Title: Book Talk: The German Empire, 1871 – 1918

Author: Colleen Schweninger
Date Published: September 29, 2025

Fifteen years after retiring from Georgetown, CGES Emeritus professor Roger Chickering returned to the Hilltop for a book talk, in collaboration with the Mortara Center for International Studies.

The basis of the talk was a volume that Dr. Chickering recently published on The German Empire, 1871-1918. In the book, Chickering addresses a number of questions that linger in the very large historiography of Germany’s “peculiar history” during the late nineteenth and early twentieth century. He noticed a significant gap in the scholarship on the German Empire regarding international, global, and comparative perspectives. Central to his argument are the networks of civic associations (“Vereine”) in which domestic conflict was mobilized in the German Empire.

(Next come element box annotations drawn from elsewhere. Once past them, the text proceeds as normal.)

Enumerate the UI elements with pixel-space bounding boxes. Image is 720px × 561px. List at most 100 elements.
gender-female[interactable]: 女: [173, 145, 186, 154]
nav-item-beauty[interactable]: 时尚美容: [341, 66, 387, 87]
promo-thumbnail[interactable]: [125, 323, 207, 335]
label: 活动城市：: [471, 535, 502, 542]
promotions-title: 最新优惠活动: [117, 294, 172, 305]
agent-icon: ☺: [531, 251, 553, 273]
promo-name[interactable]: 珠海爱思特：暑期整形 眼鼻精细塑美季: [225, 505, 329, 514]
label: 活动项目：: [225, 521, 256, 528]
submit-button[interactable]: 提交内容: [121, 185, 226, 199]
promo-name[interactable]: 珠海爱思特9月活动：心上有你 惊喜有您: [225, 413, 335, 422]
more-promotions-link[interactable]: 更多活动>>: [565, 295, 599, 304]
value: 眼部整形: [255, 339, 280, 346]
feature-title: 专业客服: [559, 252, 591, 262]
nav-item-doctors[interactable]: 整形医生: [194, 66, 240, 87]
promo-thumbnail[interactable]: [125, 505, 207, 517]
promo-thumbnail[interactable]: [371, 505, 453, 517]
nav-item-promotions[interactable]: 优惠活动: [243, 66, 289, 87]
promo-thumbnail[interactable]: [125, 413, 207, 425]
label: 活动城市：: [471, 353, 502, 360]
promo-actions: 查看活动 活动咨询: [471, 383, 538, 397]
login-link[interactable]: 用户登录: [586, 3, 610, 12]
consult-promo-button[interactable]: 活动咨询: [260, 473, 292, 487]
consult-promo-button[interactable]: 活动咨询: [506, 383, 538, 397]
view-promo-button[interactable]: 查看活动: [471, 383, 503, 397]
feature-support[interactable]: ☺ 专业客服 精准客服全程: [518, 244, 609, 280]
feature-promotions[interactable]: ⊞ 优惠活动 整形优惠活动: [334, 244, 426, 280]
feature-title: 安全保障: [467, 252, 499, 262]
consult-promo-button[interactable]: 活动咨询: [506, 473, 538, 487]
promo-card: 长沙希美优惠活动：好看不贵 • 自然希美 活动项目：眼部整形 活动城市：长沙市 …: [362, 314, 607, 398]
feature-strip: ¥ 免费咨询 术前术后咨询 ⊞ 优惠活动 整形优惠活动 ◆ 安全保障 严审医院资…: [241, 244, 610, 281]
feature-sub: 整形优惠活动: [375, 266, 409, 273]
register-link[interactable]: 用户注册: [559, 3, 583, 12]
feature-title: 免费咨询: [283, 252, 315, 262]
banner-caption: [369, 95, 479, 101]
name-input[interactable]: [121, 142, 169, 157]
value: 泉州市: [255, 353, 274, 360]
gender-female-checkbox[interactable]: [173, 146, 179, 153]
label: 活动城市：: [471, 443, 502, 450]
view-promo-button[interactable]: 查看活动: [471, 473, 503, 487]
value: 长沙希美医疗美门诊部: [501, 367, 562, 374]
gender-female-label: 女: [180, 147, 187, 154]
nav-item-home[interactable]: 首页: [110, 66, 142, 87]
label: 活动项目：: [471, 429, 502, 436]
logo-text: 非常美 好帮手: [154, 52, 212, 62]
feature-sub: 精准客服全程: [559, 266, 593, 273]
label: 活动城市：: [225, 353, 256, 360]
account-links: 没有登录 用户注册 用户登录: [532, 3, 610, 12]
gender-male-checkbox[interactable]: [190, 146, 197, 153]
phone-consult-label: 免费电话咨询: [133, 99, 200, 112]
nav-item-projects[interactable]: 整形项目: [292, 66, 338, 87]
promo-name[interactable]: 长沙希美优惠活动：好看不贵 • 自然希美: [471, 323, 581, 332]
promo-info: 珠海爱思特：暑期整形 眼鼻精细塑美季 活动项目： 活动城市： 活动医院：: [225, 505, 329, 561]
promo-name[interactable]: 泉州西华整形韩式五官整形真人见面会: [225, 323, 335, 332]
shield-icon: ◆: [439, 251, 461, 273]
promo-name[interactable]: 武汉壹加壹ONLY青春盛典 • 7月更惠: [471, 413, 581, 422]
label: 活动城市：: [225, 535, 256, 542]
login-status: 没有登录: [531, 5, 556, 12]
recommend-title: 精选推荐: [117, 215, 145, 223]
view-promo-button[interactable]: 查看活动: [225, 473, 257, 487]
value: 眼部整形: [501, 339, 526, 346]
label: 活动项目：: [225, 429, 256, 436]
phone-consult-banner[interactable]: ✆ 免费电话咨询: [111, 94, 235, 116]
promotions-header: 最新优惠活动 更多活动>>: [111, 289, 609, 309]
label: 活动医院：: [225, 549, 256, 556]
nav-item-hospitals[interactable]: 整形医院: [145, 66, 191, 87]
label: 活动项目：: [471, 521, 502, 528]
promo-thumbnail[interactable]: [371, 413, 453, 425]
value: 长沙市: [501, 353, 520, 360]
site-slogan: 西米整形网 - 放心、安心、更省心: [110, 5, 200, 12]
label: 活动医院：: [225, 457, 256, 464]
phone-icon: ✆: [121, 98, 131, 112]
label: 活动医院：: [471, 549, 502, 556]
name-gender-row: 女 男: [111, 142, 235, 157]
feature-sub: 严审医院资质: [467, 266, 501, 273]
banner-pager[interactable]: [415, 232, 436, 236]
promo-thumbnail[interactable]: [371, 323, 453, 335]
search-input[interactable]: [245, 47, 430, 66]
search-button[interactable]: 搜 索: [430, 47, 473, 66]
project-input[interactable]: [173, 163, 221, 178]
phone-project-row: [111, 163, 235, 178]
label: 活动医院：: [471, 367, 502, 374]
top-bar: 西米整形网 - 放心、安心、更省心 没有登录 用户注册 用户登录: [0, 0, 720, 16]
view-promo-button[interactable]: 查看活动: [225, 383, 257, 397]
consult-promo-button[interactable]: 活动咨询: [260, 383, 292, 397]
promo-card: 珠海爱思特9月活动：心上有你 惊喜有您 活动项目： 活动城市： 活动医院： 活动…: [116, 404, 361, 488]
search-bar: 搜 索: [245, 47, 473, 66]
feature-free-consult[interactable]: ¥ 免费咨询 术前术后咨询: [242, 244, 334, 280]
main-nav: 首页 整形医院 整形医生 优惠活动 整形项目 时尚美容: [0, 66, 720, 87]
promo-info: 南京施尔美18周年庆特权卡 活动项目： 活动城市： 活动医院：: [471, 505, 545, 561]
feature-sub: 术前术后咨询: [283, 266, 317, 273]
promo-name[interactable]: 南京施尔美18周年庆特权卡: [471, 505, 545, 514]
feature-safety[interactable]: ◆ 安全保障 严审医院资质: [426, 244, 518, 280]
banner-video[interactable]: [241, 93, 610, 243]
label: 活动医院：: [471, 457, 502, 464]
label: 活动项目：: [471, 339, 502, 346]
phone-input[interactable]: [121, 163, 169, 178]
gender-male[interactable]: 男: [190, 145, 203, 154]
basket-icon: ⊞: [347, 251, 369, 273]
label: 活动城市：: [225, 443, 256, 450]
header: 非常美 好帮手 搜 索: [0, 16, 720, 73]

In “The German Empire, 1871-1918,” Chickering rejects other academics’ views that the developments in the German empire at the time were “benign.”

“The main argument that I try to make here is that the German Empire was profoundly riddled with domestic conflict,” Chickering said.

Chickering also argued that modernization is not a reliable guide to understanding Germany’s development. Instead, his work emphasizes the German Empire’s social and political fragmentation along confessional, regional, and social axes. Chickering explained during the discussion how these axes often coincided.

“The second of these axes of segmentation I’m describing as regional often coincided with confessional tensions. Catholics tended predominantly to live in rural parts of Germany, at least at first, but here in this world versus urban tension, I’ve tried to portray the confrontation of two rather different and not consolidable ways of life,” Chickering said.

Tensions erupted along these axes and gave rise to what Chickering calls “communities of difference,” or civic organizations that would shape domestic conflict. 

“These tensions, as it turns out, were so important because they were pervasively organized into civic associations, or what Germans call Vereine or any number of synonyms, organizations that were active everywhere in Germany in a wealth of descriptions, and will be called, I guess, simply, voluntary associations,” he said.

The discussion concluded with questions about the book’s title, the German Empire’s role in colonization, and the role of gender in German politics.